Farming may be key to Ethiopia’s industrial goals - The Western Producer
Agency tasked with increasing productivity and efficiency in a sector that employs 85 percent of the country’s workforce
ADDIS ABABA, Ethiopia (Reuters) — Ethiopia’s ambition to become a manufacturing hub may hinge on Khalid Bomba’s ability to transform small-scale farming just as much as it relies on new railways and roads.
The 46-year-old one-time investment banker is chief executive officer of Ethiopia’s Agricultural Transformation Agency. His task is to increase production from a sector that employs 85 percent of the country’s workforce, most of them tilling plots of less than five acres.
“The cheap labour for industrial manufacturing is going to come from the rural areas,” he said.
“You are not going to have people coming off the farm if productivity levels don’t increase.”
Ethiopia boasts some of the highest economic growth in Africa, at eight percent or more a year. Much of it is fuelled by a huge state infrastructure program, which includes a new railway to Djibouti’s port, a city metro in the capital and vast hydro-electric dams, all aimed at attracting industrial investment.
However, agriculture still accounts for more than 42 percent of gross domestic product, high even in Africa.
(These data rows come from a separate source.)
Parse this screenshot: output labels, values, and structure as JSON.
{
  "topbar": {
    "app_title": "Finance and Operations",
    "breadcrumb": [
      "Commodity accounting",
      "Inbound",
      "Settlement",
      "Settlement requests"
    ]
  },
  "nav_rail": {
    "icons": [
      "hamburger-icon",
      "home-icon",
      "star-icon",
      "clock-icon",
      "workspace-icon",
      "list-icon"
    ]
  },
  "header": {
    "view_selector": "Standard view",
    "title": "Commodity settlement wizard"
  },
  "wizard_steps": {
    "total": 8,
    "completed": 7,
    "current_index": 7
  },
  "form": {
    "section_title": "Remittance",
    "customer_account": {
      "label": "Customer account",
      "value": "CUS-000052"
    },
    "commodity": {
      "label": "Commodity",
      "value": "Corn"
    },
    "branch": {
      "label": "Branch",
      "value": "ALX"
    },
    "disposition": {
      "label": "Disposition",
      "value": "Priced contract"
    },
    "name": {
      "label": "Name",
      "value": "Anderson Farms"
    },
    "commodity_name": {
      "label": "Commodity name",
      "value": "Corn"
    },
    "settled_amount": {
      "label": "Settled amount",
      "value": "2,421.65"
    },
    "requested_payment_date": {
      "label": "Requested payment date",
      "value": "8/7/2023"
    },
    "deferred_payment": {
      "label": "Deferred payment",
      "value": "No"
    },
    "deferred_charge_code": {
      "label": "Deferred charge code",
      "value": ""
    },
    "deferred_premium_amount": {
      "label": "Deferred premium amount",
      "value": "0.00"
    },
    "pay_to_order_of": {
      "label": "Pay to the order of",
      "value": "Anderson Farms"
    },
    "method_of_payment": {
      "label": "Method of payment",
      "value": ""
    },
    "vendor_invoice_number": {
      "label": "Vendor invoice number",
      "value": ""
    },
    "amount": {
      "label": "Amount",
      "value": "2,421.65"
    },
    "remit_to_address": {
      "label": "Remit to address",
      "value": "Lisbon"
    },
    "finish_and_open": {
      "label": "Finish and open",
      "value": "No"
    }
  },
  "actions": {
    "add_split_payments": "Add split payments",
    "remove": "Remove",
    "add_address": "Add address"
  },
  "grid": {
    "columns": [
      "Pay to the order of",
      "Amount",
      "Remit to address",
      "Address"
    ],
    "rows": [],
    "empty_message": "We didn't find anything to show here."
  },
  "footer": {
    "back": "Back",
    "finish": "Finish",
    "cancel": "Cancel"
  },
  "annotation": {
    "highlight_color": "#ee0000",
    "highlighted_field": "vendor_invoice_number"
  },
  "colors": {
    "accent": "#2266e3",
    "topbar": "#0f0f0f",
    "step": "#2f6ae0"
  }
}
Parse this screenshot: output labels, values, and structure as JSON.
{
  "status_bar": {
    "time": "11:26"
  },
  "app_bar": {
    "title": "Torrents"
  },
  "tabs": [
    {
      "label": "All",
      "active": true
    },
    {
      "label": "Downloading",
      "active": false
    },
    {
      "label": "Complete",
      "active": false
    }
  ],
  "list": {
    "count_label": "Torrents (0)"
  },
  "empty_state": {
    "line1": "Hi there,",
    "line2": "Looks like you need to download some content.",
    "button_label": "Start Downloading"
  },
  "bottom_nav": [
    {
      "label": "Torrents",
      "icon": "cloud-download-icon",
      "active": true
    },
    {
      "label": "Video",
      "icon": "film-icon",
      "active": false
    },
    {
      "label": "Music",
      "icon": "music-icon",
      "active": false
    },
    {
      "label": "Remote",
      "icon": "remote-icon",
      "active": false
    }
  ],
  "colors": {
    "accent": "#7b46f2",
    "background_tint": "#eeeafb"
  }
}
The level is about 30 percent in next-door Kenya, yet Ethiopia still has to import basic foods to feed its population of 96 million.
The challenge for Bomba and his team at the agency, which was launched in 2011, has been to work out better planting, fertilizing and harvesting techniques while ensuring adoption by farmers, whose practices have sometimes barely changed since biblical times.
One of the first areas targeted by the agency was production of tef, a grain that is the main ingredient in Ethiopia’s national dish, njera, a kind of sour flat bread. Yields of 500 kilograms per acre were half or less of other grains in Ethiopia.
“The way that tef has been planted and grown has not changed for hundreds, if not thousands, of years,” Bomba said.
“The fact of the matter is that Ethiopia’s farmers had been planting too much seed.”
Farmers typically scatter 12 to 20 kg of seed per acre, but using just 1.5 to two kg, as well as planting in rows and using a particular seed variety, increased production by 50 to 70 percent, said Bomba, who was born in Ethiopia, studied in the United States and Britain, and spent 10 years with JPMorgan investment bank.
Only two farmers were initially willing to work with the agency, but adoption of the new practices has steadily increased. More than two million farmers adopted the techniques last year, although the rest of five million that were trained were still too wary to use them.
Rising production has driven down market prices of tef to the equivalent of $75 to $95 per 100 kg from $105 to $125. Higher yields also mean farmers can switch some of their land to other crops or even grow a second crop of pulses on the same tef land.
Bomba said tef exports, which are banned to avoid domestic shortages, could start on a small scale by the end of 2015 or 2016, although safeguards would be in place to protect local supplies.
Yields of wheat and corn have also improved. Wheat production has climbed almost eight percent a year since 2006 and reached 3.9 million tonnes in 2013-14, which met more than 85 percent of domestic needs.
The transformation agency is also studying the nation’s soil to improve fertilizer use.
Promoting better practices has relied on a government network of 60,000 “extension workers”, who help with training. This reflects the strong hand of state in other areas of the economy.
The agency is also spreading ideas by mobile phone.
Just as Ethiopia’s industrial drive has drawn heavily on Asia’s experience, the transformation agency was created after studying how nations such as Malaysia and South Korea grew.
Bomba led that study when he was working at the Bill & Melinda Gates Foundation, a philanthropic organization that still partly funds the agency.
He said roads and railways are the “shiny objects” that often capture the world’s attention, “but at the end of the day the backbone of this country remains the agricultural sector.”